1.1 AposHealth is recommended as a cost-saving option to manage knee osteoarthritis in adults only if:
non-surgical standard care has not worked well enough and
their condition meets the referral criteria for total knee replacement surgery but they do not want surgery and
data is collected on the person's quality of life, health resource use and if they have knee replacement surgery in the long term.
1.2 Further research is recommended on AposHealth for:
people with knee osteoarthritis that meets the referral criteria for total knee replacement surgery but who cannot have surgery because it would be unsafe
people whose condition does not meet the referral criteria for total knee replacement surgery.
Find out more in the further research section in this guidance.
Why the committee made these recommendations
Clinical evidence from a high-quality trial shows that AposHealth improves scores for measuring pain, stiffness and function when compared with a sham device in people with symptomatic knee osteoarthritis. But it is uncertain whether the improvements are clinically meaningful in terms of reducing symptoms. Two studies compared AposHealth with a sham device.

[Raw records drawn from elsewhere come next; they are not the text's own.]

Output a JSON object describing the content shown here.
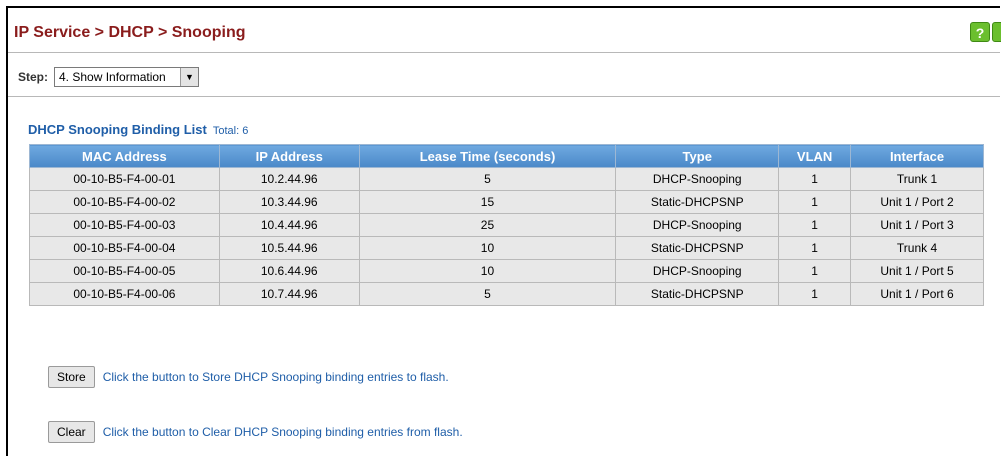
{
  "header": {
    "title": "IP Service > DHCP > Snooping"
  },
  "step": {
    "label": "Step:",
    "selected": "4. Show Information"
  },
  "binding_list": {
    "title": "DHCP Snooping Binding List",
    "total": "Total: 6",
    "columns": [
      "MAC Address",
      "IP Address",
      "Lease Time (seconds)",
      "Type",
      "VLAN",
      "Interface"
    ],
    "rows": [
      [
        "00-10-B5-F4-00-01",
        "10.2.44.96",
        "5",
        "DHCP-Snooping",
        "1",
        "Trunk 1"
      ],
      [
        "00-10-B5-F4-00-02",
        "10.3.44.96",
        "15",
        "Static-DHCPSNP",
        "1",
        "Unit 1 / Port 2"
      ],
      [
        "00-10-B5-F4-00-03",
        "10.4.44.96",
        "25",
        "DHCP-Snooping",
        "1",
        "Unit 1 / Port 3"
      ],
      [
        "00-10-B5-F4-00-04",
        "10.5.44.96",
        "10",
        "Static-DHCPSNP",
        "1",
        "Trunk 4"
      ],
      [
        "00-10-B5-F4-00-05",
        "10.6.44.96",
        "10",
        "DHCP-Snooping",
        "1",
        "Unit 1 / Port 5"
      ],
      [
        "00-10-B5-F4-00-06",
        "10.7.44.96",
        "5",
        "Static-DHCPSNP",
        "1",
        "Unit 1 / Port 6"
      ]
    ]
  },
  "actions": {
    "store": {
      "label": "Store",
      "description": "Click the button to Store DHCP Snooping binding entries to flash."
    },
    "clear": {
      "label": "Clear",
      "description": "Click the button to Clear DHCP Snooping binding entries from flash."
    }
  },
  "icons": {
    "help": "help-icon",
    "next": "next-icon"
  },
  "colors": {
    "title": "#8a1c1c",
    "accent": "#1f5ea8",
    "header_bg": "#5b9bd5",
    "row_bg": "#e8e8e8"
  }
}
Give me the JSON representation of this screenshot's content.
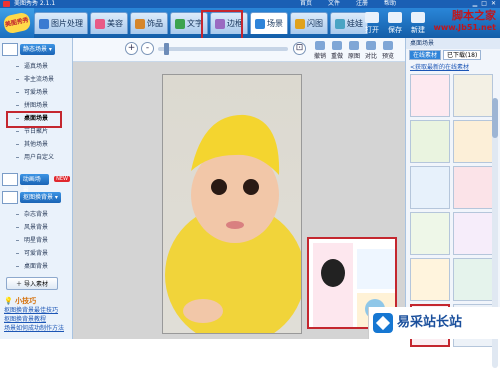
{
  "app": {
    "title": "美图秀秀 2.1.1"
  },
  "window_menu": [
    "首页",
    "文件",
    "注册",
    "帮助"
  ],
  "brand": {
    "label": "美图秀秀"
  },
  "tabs": [
    {
      "label": "图片处理",
      "color": "#3a7ad1"
    },
    {
      "label": "美容",
      "color": "#e85a86"
    },
    {
      "label": "饰品",
      "color": "#d6862b"
    },
    {
      "label": "文字",
      "color": "#3ba34f"
    },
    {
      "label": "边框",
      "color": "#9a6ac1"
    },
    {
      "label": "场景",
      "color": "#2f84d9"
    },
    {
      "label": "闪图",
      "color": "#e0a21c"
    },
    {
      "label": "娃娃",
      "color": "#4aa4c4"
    }
  ],
  "right_buttons": {
    "open": "打开",
    "save": "保存",
    "new": "新建"
  },
  "watermark": {
    "line1": "脚本之家",
    "line2": "www.Jb51.net"
  },
  "sidebar": {
    "scene_button": "静态场景",
    "scene_items": [
      "逼真场景",
      "非主流场景",
      "可爱场景",
      "拼图场景",
      "桌面场景",
      "节日聚片",
      "其他场景",
      "用户自定义"
    ],
    "anim_button": "动画场景",
    "new_badge": "NEW",
    "bg_button": "抠图换背景",
    "bg_items": [
      "杂志背景",
      "风景背景",
      "明星背景",
      "可爱背景",
      "桌面背景"
    ],
    "import_label": "导入素材",
    "tips_title": "小技巧",
    "tips": [
      "抠图换背景最佳技巧",
      "抠图换背景教程",
      "场景如何成功制作方法"
    ]
  },
  "toolbar": {
    "zoom_in": "+",
    "zoom_out": "-",
    "undo": "撤销",
    "redo": "重做",
    "reset": "原图",
    "compare": "对比",
    "preview": "预览"
  },
  "right_panel": {
    "title": "桌面场景",
    "tab_online": "在线素材",
    "tab_downloaded": "已下载(18)",
    "link": "<获取最新的在线素材"
  }
}
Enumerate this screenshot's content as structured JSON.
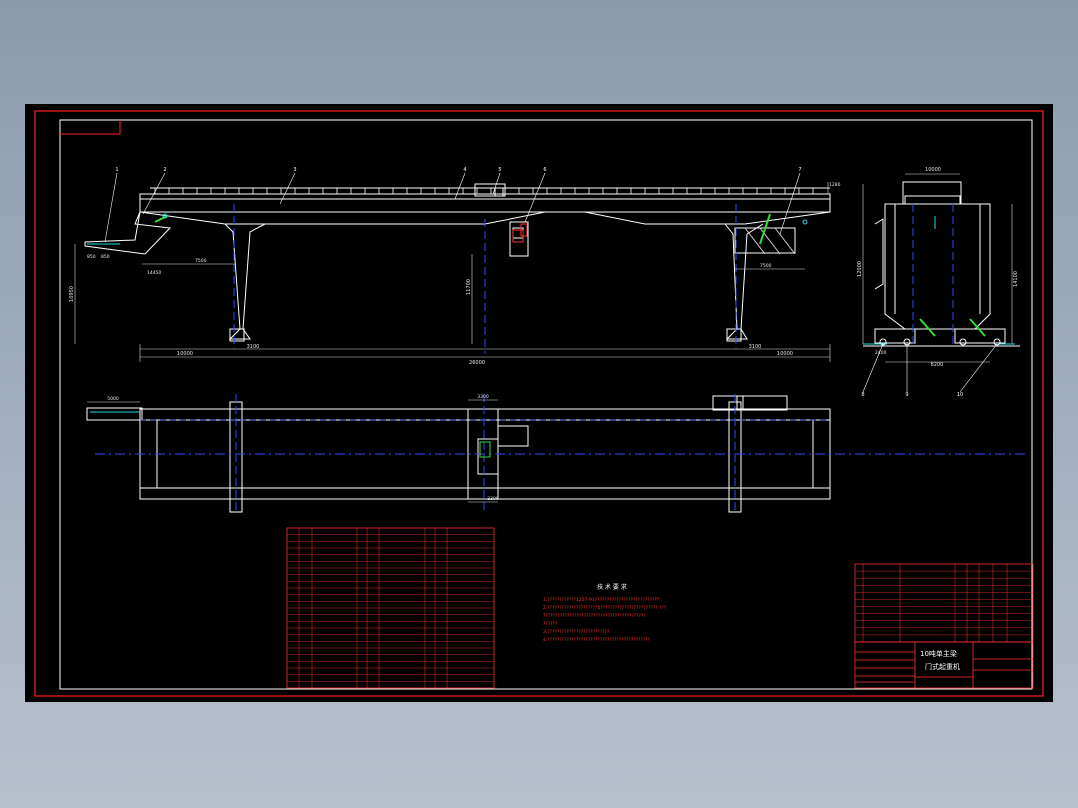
{
  "drawing": {
    "title_block": {
      "name_line1": "10吨单主梁",
      "name_line2": "门式起重机"
    },
    "dimensions": {
      "top_view": {
        "span_total": "26000",
        "left_cantilever": "10000",
        "right_cantilever": "10000",
        "span_right": "3100",
        "height_left": "10950",
        "height_center": "11700",
        "left_arm_a": "850",
        "left_arm_b": "850",
        "left_arm_c": "14450",
        "left_mid": "7500",
        "right_mid": "7500",
        "left_gap": "3100",
        "right_top": "1280"
      },
      "side_view": {
        "top": "10000",
        "height_left": "12000",
        "height_right": "14100",
        "base": "8200",
        "base_left": "2400"
      },
      "plan_view": {
        "left_ext": "5000",
        "trolley_w": "3300",
        "trolley_h": "3300"
      }
    },
    "callouts": {
      "elevation": [
        "1",
        "2",
        "3",
        "4",
        "5",
        "6",
        "7"
      ],
      "side": [
        "8",
        "9",
        "10"
      ]
    },
    "notes": {
      "title": "技 术 要 求",
      "lines": [
        "1.????????????1257-91???????????????????????????",
        "2.?????????????????????5???????????????????????? ???",
        "  ???????????????????????????????????????????",
        "  ??????",
        "3.??????????????????????????",
        "4.???????????????????????????????????????????"
      ]
    },
    "parts_list_rows": 10,
    "bom_table": {
      "rows": [
        [
          "",
          "",
          "",
          "",
          "",
          "",
          ""
        ],
        [
          "",
          "",
          "",
          "",
          "",
          "",
          ""
        ]
      ]
    }
  },
  "colors": {
    "frame": "#ff2020",
    "structure": "#ffffff",
    "centerline": "#2b4bff",
    "accent_green": "#33dd33",
    "accent_cyan": "#22dddd",
    "dimension": "#dddddd",
    "table_red": "#ff3030"
  }
}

There is a lack of evidence directly comparing AposHealth with standard care, but this comparison is difficult because standard care is hard to define for this condition. There is limited clinical evidence for people who cannot have surgery because it would be unsafe, such as people who are frail and at a high risk of falls.
The evidence from studies that did not compare AposHealth with another treatment or sham device suggests that it improves pain, stiffness and function compared with before using AposHealth. Clinical and patient experience of using AposHealth agreed with this.

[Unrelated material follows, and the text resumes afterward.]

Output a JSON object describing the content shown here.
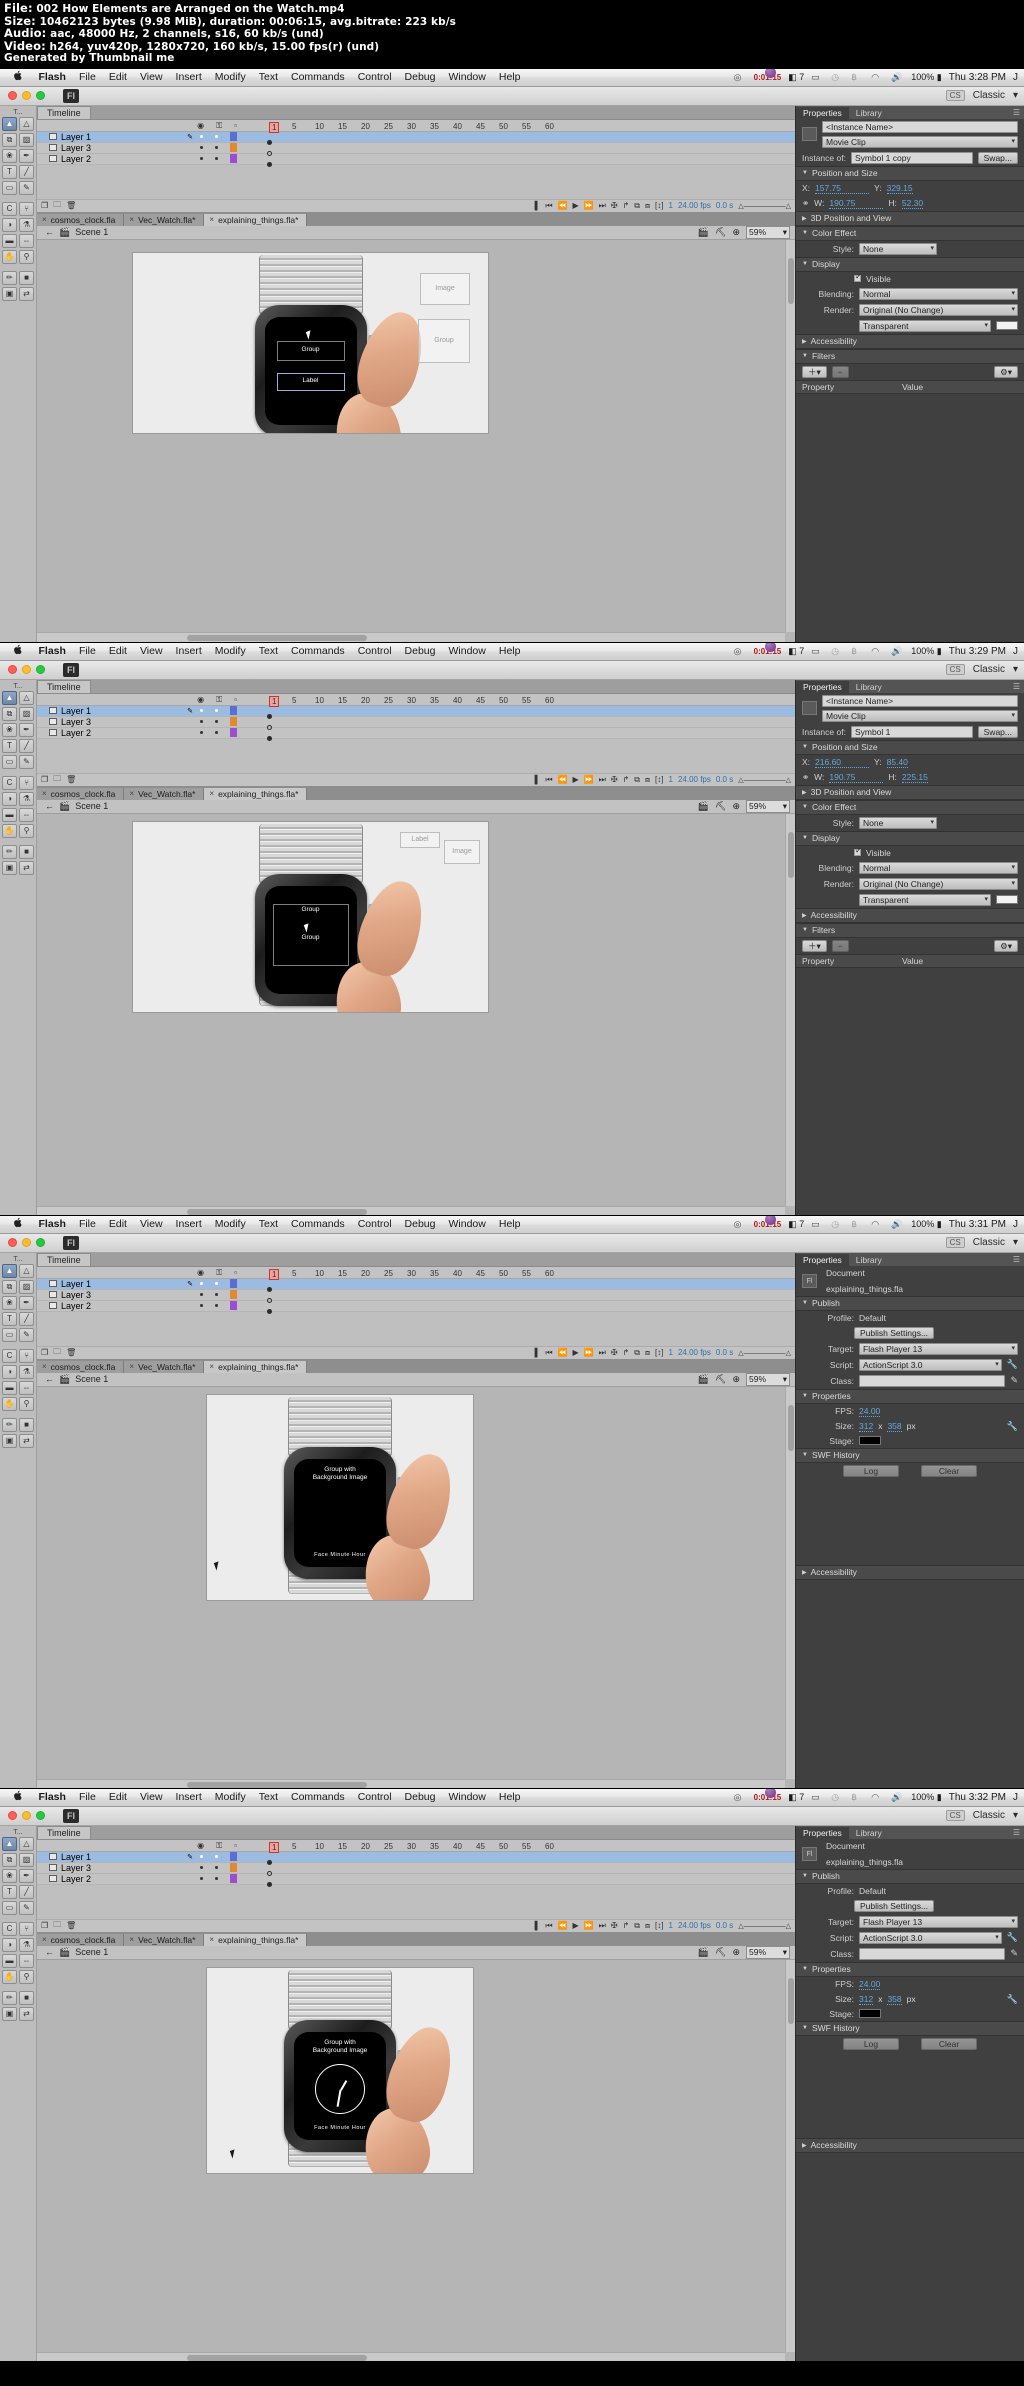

There is a lack of comparative evidence looking at knee surgery delay. Non-comparative clinical evidence also suggests that AposHealth may delay the need for knee surgery, but the length of this delay is uncertain. The delay seen in the evidence reflects the real-world experience of clinicians and patients who are using the technology in the NHS.
Cost-comparison analyses show that the potential cost savings from AposHealth mainly come from reduced standard care costs and reduced knee replacement surgeries. The analyses also suggest that AposHealth is cost saving by £1,958 per person when compared with standard care if knee surgery is delayed for 5 years. Because the evidence for the potential cost savings is limited, further data collection is recommended to understand if cost savings are made once AposHealth is used in the NHS.
There are no knee replacement costs for people who cannot have surgery because it would be unsafe, so both the potential cost saving and clinical benefit are uncertain. Therefore, AposHealth is not recommended for people who cannot have surgery, and more research is recommended.